Bull City Press is pleased to announce that we will be publishing three chapbooks submitted during our summer 2018 Chapbook Open Reading Period: a fiction chapbook from Sian Griffiths, a creative non-fiction title from John LaPine, and a collection of poetry by Hannah VanderHart.

Siân Griffiths lives in Ogden, Utah, where she directs the graduate program in English at Weber State University. Her work has appeared in The Georgia ReviewCincinnati ReviewAmerican Short FictionNinth Letter, Indiana Review, and The Rumpus, among other publications. Her debut novel, Borrowed Horses (New Rivers Press), was a semi-finalist for the 2014 VCU Cabell First Novelist Award. Currently, she reads fiction as part of the editorial team at Barrelhouse.  For more information, please visit sbgriffiths.com and follow her on twitter @borrowedhorses — The Drum, Like the Heart, Keeps Faulty Time, coming in 2019-2020.

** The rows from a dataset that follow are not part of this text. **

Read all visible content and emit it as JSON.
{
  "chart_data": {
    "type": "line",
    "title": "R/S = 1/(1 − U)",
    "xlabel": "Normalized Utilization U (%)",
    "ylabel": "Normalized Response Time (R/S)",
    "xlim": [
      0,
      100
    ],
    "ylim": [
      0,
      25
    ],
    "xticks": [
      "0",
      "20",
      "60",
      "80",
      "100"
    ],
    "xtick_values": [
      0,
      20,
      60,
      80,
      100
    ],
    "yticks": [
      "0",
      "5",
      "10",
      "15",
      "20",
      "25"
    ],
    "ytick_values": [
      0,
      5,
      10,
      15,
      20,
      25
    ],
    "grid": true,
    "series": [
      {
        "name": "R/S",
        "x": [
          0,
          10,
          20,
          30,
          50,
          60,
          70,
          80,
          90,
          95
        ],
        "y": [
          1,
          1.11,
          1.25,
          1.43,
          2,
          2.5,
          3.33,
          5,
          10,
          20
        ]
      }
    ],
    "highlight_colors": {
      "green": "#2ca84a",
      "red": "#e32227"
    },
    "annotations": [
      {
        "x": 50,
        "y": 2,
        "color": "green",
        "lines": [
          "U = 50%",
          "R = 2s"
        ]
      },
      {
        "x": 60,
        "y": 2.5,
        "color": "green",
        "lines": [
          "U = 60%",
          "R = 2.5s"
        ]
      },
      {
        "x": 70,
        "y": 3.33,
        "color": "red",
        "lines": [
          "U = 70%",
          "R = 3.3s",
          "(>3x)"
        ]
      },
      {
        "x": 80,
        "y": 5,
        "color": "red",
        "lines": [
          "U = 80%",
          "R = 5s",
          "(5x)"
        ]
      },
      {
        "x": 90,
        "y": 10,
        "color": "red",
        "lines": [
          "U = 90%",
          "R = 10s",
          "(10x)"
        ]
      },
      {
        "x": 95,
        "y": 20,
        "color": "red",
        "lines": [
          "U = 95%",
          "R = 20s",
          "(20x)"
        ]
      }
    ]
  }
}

John LaPine has an MA in Creative Writing & Pedagogy from Northern Michigan University (NMU), and volunteered as Associate Editor of creative nonfiction & poetry at Passages North, NMU’s literary journal, for three years. His work has appeared or is forthcoming in: Foliate Oak Literary Journal, Rhythm & Bones, The Rising Phoenix Review, yell/shout/scream, Hot Metal Bridge, Glint Literary Journal, Apofenie, The /Temz/ Review, Petrichor: A Journal of Text & Image, Glass: A Journal of Poetry‘s “Poets Resist” series, Under the Gum Tree, & Midwestern Gothic. He is a “Best of the Net” nominee for 2018, editor of the upcoming podcast Queer Americans, and currently teaches English at Butte College.  For more information please visit https://johnlapine.wordpress.com //  and @JohnLaPine on Twitter — An Unstable Container, coming 2019-2020.

Hannah VanderHartHannah VanderHart lives in Durham, NC. She has her MFA from George Mason University, and is currently at Duke University writing her dissertation on women poets in the seventeenth century. She has poems and reviews recently published and forthcoming at The McNeese Review, Thrush Poetry Journal, The Greensboro Review, Poetry Northwest and American Poetry Review.  More at: hannahvanderhart.com & @hmvanderhart  What Pecan Light, coming 2019-2020; “The Light Has Always Been Going Down,” broadside released August 2018,


Along with these three exciting chapbooks, we’d like to take this opportunity to announce a change we are making with our flash-format journal Inch.  Inch will continue to be a quarterly journal but will now be formatted as a micro-chapbook and each issue will feature work by a single author. The reformatted Inch will continue to feature poetry, creative non-fiction, and flash fiction, and will devote one micro-chapbook each year to a North Carolina writer. Still keeping to the ideals of flash writing, Inch will showcase work that flourishes within the constraints of brevity.

This evolved version of Inch allows us to select a second poet from the outstanding work submitted for this summer’s Open Reading Period. We are happy to announce that work by poet C.T. Salazar will be featured in the upcoming Inch #39. 

C.T. Salazar is a latinx poet and translator living in Mississippi. He’s the editor-in-chief of Dirty Paws Poetry Review, and the 2017 AWP Intro Journals Poetry Winner. His poems have appeared in 32 Poems, Grist, Tampa Review, Noble Gas QTRLY, Cosmonauts Avenue, The Matador Review, and elsewhere. He’s an MFA candidate and children’s librarian.  Follow Salazar at @CTsalazar_  — This Might Have Meant Fire (Inch #39) available June, 2019.

When we opened submissions again this year under the “pay what you want” format, we committed to publishing one collection.  The support we received from our community of readers and writers—and the stunning breadth of talent—allowed us to increase that to three chapbooks.

A hearty thanks to everyone who embraced our vision for this reading period– one of access for all writers, regardless of socioeconomic status.  We will hold another open reading period in summer, 2019.